Twas also I who ate the pie and passed the cake to me
There's this puddle in my front yard. It's a pretty big puddle and it comes whenever it rains or snows, any kind of precipitation happens, it shows up. It's got a history as weird as it sounds. It's called 'Lake Lenny' after my Dad, and it's sort of lake-like considering it takes up most of our yard when it comes to visit. Sort of like Frosty The Snowman... he shows up, hangs out for a while, melts, and comes back again some day. That's Lake Lenny.
When I was little I was small enough to sit in the center in my underwear. That's how I remember it most of the time; getting really excited when it rained and stripping down to barely anything to throw myself against the itchy, sandy ground over and over again until it stopped raining or I started shivering, whichever came first. Splashing was easy, fun, and it didn't matter how dirty you got, at least not to me because I was four and I didn't care about hardwood floors or tiles that were bigger than my feet. I even learned to pseudo ice skate on that puddle. (I suck at anything that requires an object being strapped to my feet for movement, mind you. I can't rollerskate, rollerblade, ice skate, ride a bike, or even wear those roll-y shoes 'cause I fall. I fall very hard, and very a lot.) They were kind of primitive ice skates though. I strapped them to my white hi-top Reeboks and fell all over the place. I gave up after about five minutes because that's my style. Try twice, give up three times. But that's only with certain things.
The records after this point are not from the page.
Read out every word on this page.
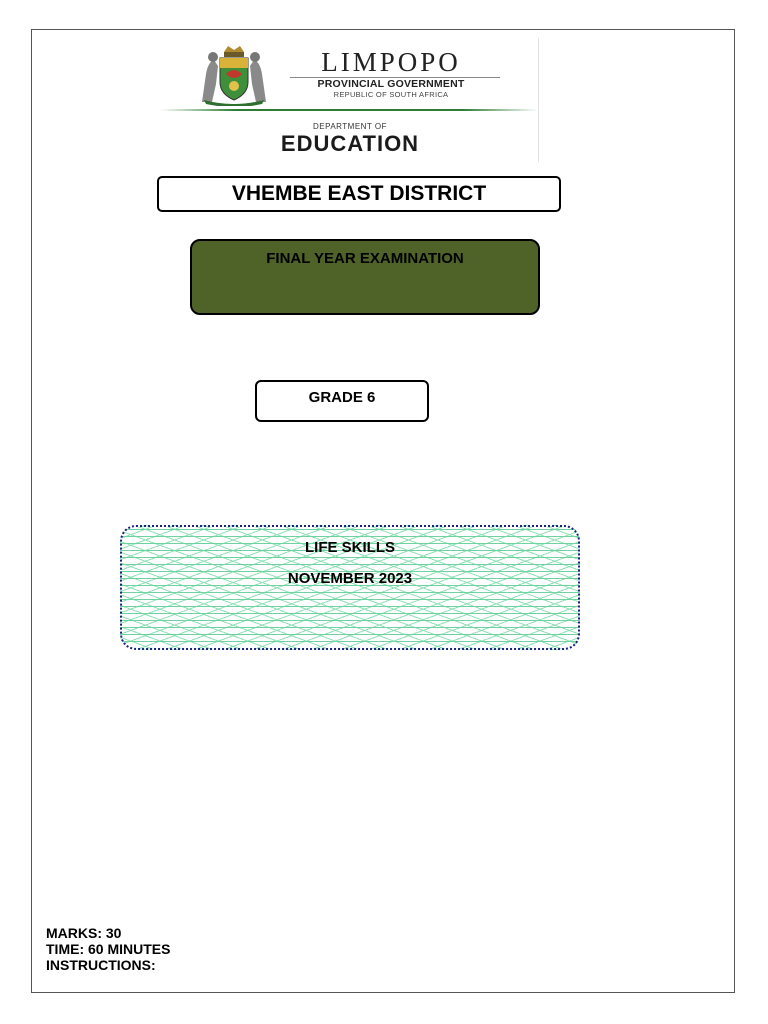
LIMPOPO
PROVINCIAL GOVERNMENT
REPUBLIC OF SOUTH AFRICA
DEPARTMENT OF
EDUCATION
VHEMBE EAST DISTRICT
FINAL YEAR EXAMINATION
GRADE 6
LIFE SKILLS
NOVEMBER 2023
MARKS: 30
TIME: 60 MINUTES
INSTRUCTIONS:
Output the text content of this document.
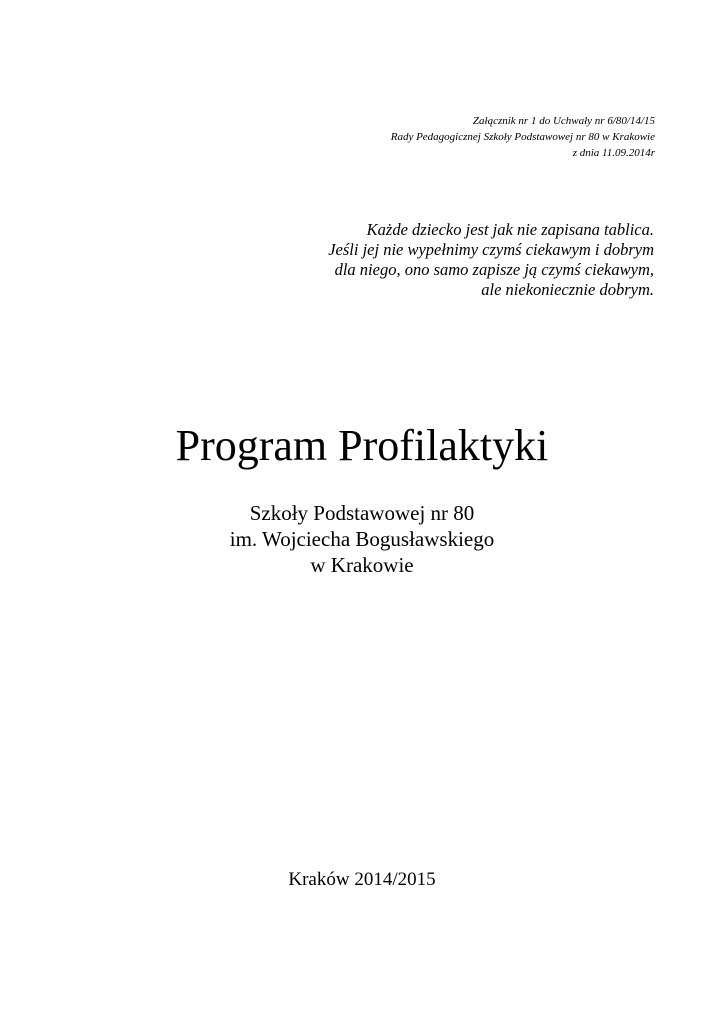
Załącznik nr 1 do Uchwały nr 6/80/14/15
Rady Pedagogicznej Szkoły Podstawowej nr 80 w Krakowie
z dnia 11.09.2014r
Każde dziecko jest jak nie zapisana tablica.
Jeśli jej nie wypełnimy czymś ciekawym i dobrym
dla niego, ono samo zapisze ją czymś ciekawym,
ale niekoniecznie dobrym.
Program Profilaktyki
Szkoły Podstawowej nr 80
im. Wojciecha Bogusławskiego
w Krakowie
Kraków 2014/2015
Now I just run over Lake Lenny with my car. I crack up the thin layer of ice when there's still frigid water beneath the surface, or just skid right over it when it's too hard to budge. It's still there, though. It's the complete opposite of random, it's large, and it's never changed. If there's one thing I know will be here long after I'm dead, it's that puddle. That puddle will be a lake some day when my house becomes too old and ricketty to stand up. When everyone I know and love is dead, when the world is taken over by aliens and we drive cars in tubes above the trees some little futuristic space kid will look down and see my puddle. He'll wonder what it is, and when his parents give him some omipotent dictionary definition he'll shake his head like he understands but he won't because he's never felt the water from my puddle on his skin when he was four, nor will his parents because they didn't name the puddle before I came. He won't understand a swirl of the finger mixing dirt and rock and sharp, unidentified brickle in my puddle. The puddle that was theirs before it was mine.